Monday, February 26, 2007

PIAGET- a lowdown

  • Piaget is the pioneer of the "constructivist theory" of learning.
  • piaget is best known for reorganising the Cognitive theory onto a series of stages.
  • there four developmental stages of cognitive development are:
  1. sensorimotor stage: birth to 2 years
  2. preoperational stage: 2 to 7 years
  3. concrete operational: 7 to 11
  4. formal operational: after 11 years.
  • the theory posits that within the domain of knowledge, the stages usually occur in the same chronological order.
  • however on re thinking Piaget it is important to note that it is the stage not the age that is important in your students certaintily by the time a student reaches High school they should be working in the formal operational stage ( according to Piaget) but experiences of trauma (non-normative experiences) may have effected the cognitive development in your students.
  • this is not to say that your year 8 students will be thinking like infants but rather something has effected them when they were in these stages and therefore hinderd their further cognitive development.
  • a quote from Piaget:

"During the earliest stages of thought, accommodation remains on the surface of physical as well as social experience. " Jean Piaget.
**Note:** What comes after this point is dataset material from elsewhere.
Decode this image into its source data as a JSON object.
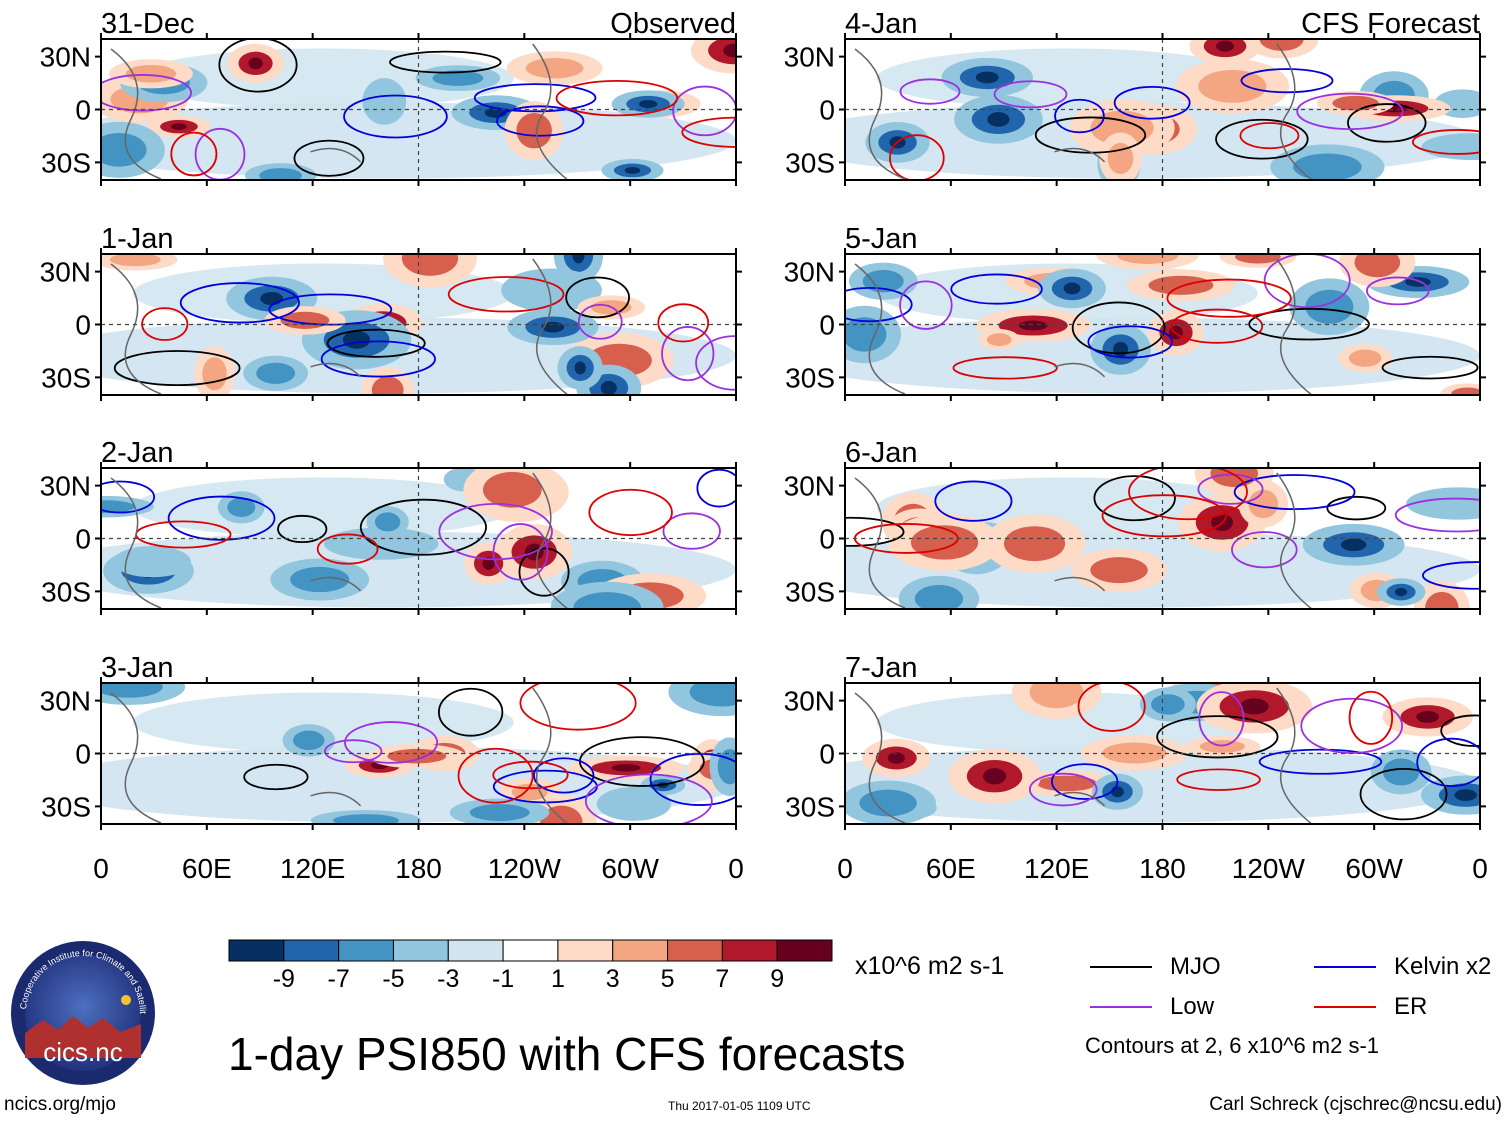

Piaget's view of the child's mind
Piaget saw children as little people creating and building their own world and adding to their knowledge.

people used Piaget's theory to find out what children did not know however Piaget used this to discover children's cognitive development

The developmental process
there was no certain "process" Piaget however described it as a "cycle"
The child performs an action which has an effect on or organizes objects, and the child is able to note the characteristics of the action and its effects.

once children develop new kinds of knowledge, they start to create more complex ideas and complex actions. this enables them to recognise complexities in patterns and constructions.


Piaget feels that this process is not "wholly gradual". when new effective levels of organisation, knowledge begins it will start ti be generalised into other areas. therefore transitions through stages becomes rapid, and much more time is spent refining the new cognitive level.

a "Gesalt" is a term used to define the moment when knowledge that has been gained at one stage of experience leads rapidly to a higher level of insight.